Her mother told her that the day after giving birth at Rambam Hospital in Haifa, the Ohayons were visited by Aharon Peretz, the physician who had delivered the baby — and delivered Lifschitz in 1957 and would deliver Nissim in 1961.
Peretz sat on Ohayon’s hospital bed and informed the parents that their baby had died. Meir asked to see the body, and Peretz said the baby had been buried in a yard on the hospital’s grounds. The parents accepted the news and soon returned to their home in Ma’abarat Kiryat Nachum, across the road from the town of Kiryat Ata, east of Haifa. This was one of many ma’abarot, or tent cities, that the government in the nascent state established to house the thousands of new immigrants for whom apartments were not available.
For the past five years, Lifschitz has been looking for answers. She knew the baby was delivered a year and a half after Lifschitz, so she dates the birth to the autumn of 1958. Lifschitz has read personal accounts written by Yemenite Israelis whose children disappeared, and she’s spoken with two Moroccan-Israeli neighbors whose mothers similarly lost a child.
She also obtained a Rambam Hospital document attesting to her sister’s birth. The document correctly states Meir’s and Esther’s names and identification numbers, the baby’s weight and Peretz’s name.
But it lists the baby’s date of birth as Nov. 29, 1957. That is impossible, Lifschitz maintains, since she herself was born less than seven months earlier.
At the top of the document, “K. Hahotrim” is written by hand. Lifschitz believes this refers to Kibbutz Hahotrim, just south of Haifa, and that the kibbutz was a way station for babies taken and then placed with other families. One elderly woman on the kibbutz, Lifschitz said, told her that Hahotrim was one of two such transfer points in the Haifa area, and that she and other kibbutz residents knew of babies who’d been sent from there to adoptive families in the United States.
That’s why Lifschitz believes that her sister, who now would be 54, lives in America. Perhaps the sister inherited the dimple on Ohayon’s and Lifschitz’s chins.
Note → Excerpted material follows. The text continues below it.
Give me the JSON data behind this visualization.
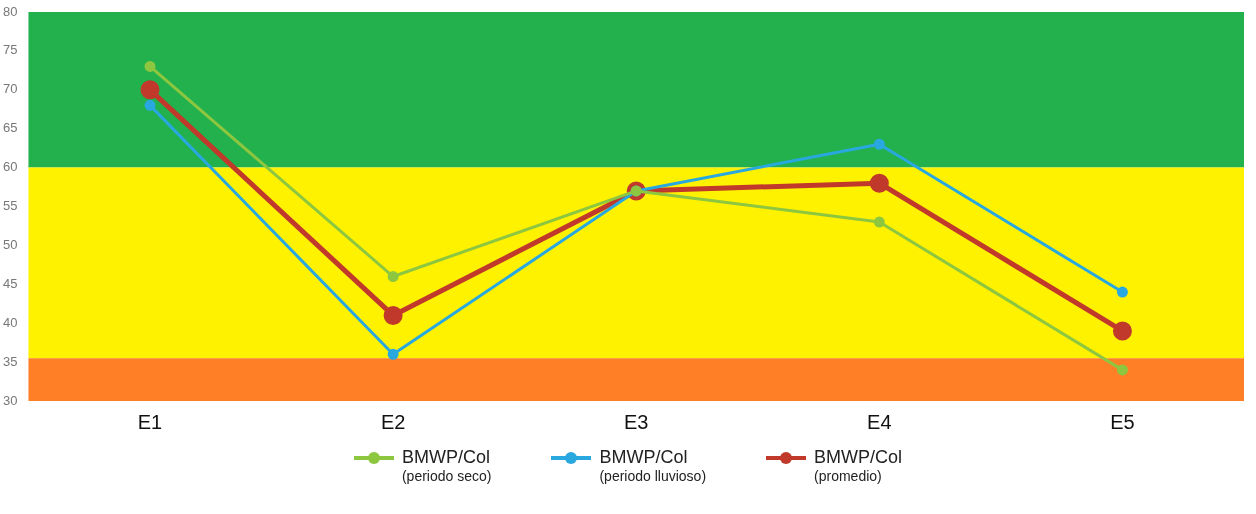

Lifschitz hopes that her sister knows that she was adopted; otherwise, she never would have reason to think that someone in Israel is looking for her.
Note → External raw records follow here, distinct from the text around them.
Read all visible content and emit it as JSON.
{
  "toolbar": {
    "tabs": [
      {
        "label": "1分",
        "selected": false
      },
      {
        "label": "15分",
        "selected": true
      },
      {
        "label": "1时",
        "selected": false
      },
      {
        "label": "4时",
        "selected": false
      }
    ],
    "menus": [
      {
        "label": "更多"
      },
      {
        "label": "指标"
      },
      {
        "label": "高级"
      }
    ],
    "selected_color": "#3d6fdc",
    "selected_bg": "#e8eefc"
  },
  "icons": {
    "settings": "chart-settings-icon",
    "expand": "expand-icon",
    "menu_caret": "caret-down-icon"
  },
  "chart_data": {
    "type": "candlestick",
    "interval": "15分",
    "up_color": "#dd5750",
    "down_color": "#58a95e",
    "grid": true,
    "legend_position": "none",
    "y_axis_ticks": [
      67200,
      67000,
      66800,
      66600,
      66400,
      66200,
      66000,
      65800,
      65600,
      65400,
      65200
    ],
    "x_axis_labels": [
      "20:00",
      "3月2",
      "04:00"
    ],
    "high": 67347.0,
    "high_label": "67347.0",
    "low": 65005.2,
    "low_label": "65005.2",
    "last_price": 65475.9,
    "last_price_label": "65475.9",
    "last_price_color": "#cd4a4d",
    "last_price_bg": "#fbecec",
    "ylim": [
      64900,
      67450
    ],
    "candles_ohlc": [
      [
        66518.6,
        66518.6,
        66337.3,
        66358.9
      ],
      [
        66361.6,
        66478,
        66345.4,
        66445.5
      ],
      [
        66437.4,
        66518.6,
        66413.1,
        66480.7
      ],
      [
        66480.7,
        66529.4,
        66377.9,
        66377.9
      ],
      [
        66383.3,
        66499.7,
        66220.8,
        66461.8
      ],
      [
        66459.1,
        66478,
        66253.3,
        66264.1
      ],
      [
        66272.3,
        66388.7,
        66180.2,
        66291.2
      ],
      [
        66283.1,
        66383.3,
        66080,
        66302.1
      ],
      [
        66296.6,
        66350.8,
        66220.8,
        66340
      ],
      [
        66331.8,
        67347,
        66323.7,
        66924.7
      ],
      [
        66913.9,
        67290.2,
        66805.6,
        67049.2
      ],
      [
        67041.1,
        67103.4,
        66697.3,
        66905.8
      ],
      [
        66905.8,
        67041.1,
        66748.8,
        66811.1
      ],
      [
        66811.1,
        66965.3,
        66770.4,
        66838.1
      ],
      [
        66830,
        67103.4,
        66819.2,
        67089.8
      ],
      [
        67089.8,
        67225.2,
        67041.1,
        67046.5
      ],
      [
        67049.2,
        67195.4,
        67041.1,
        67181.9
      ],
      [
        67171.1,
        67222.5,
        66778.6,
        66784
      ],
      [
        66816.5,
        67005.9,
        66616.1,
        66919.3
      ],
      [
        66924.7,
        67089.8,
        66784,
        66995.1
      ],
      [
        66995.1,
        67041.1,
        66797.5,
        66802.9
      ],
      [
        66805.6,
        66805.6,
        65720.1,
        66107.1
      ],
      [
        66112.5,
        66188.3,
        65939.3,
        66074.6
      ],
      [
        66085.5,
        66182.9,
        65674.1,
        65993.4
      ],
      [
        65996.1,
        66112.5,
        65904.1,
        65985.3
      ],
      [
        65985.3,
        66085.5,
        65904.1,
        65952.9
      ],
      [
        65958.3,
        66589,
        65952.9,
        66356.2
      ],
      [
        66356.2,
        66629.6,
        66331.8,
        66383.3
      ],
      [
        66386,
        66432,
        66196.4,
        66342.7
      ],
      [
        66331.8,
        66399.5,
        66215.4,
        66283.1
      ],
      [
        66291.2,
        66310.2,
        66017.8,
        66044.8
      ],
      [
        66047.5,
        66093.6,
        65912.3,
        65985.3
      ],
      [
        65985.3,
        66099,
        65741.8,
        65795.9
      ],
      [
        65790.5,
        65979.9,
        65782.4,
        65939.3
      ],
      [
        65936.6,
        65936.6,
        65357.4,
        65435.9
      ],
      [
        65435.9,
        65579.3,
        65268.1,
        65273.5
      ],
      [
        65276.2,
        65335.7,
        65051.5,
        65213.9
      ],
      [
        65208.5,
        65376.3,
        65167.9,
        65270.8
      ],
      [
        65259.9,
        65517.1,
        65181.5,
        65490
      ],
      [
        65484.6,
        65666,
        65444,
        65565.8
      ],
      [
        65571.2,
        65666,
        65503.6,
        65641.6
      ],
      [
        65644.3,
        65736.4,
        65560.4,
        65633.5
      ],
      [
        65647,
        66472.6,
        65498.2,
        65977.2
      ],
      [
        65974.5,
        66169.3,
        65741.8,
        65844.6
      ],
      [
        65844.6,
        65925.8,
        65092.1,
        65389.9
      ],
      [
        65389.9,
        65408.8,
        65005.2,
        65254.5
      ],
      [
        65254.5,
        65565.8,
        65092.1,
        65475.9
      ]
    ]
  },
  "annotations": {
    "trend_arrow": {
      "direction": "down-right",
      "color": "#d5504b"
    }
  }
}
“I feel inside that my sister lives in the United States,” Lifschitz said. “I have a strong intuition on this.”
She hopes, too, that those listening to her recent interview on the Israeli radio program “Hamador L’chipus Krovim” (Searching for Relatives Bureau) will provide leads.
However things turn out, Lifschitz says she aches for the misery her parents endured. Their first three children — David, 7, Sara, 3, and Aysha, 2 — died in Morocco of pneumonia and scarlet fever. In Israel, Esther eked out a living by sorting peanuts in a Haifa factory. Meir was unemployed.
The losses took a severe toll on Esther. She was hospitalized periodically in psychiatric wards, but “somehow, was able to function all her life,” Lifschitz said.
The possibility that her country caused her parents such anguish does not dim Lifschitz’s patriotism. She loves Israel, she says, and is proud that her son, Maor, serves in the Israel Defense Forces.
“Listen, my parents are in heaven. They know more than we do. They know that my sister is alive. They’ll help me,” Lifschitz said.
“I pray. I think that belief definitely strengthens someone. If God wants us to meet,” she said of her sister, “he will help. If not, we’ll meet after I’m 120.”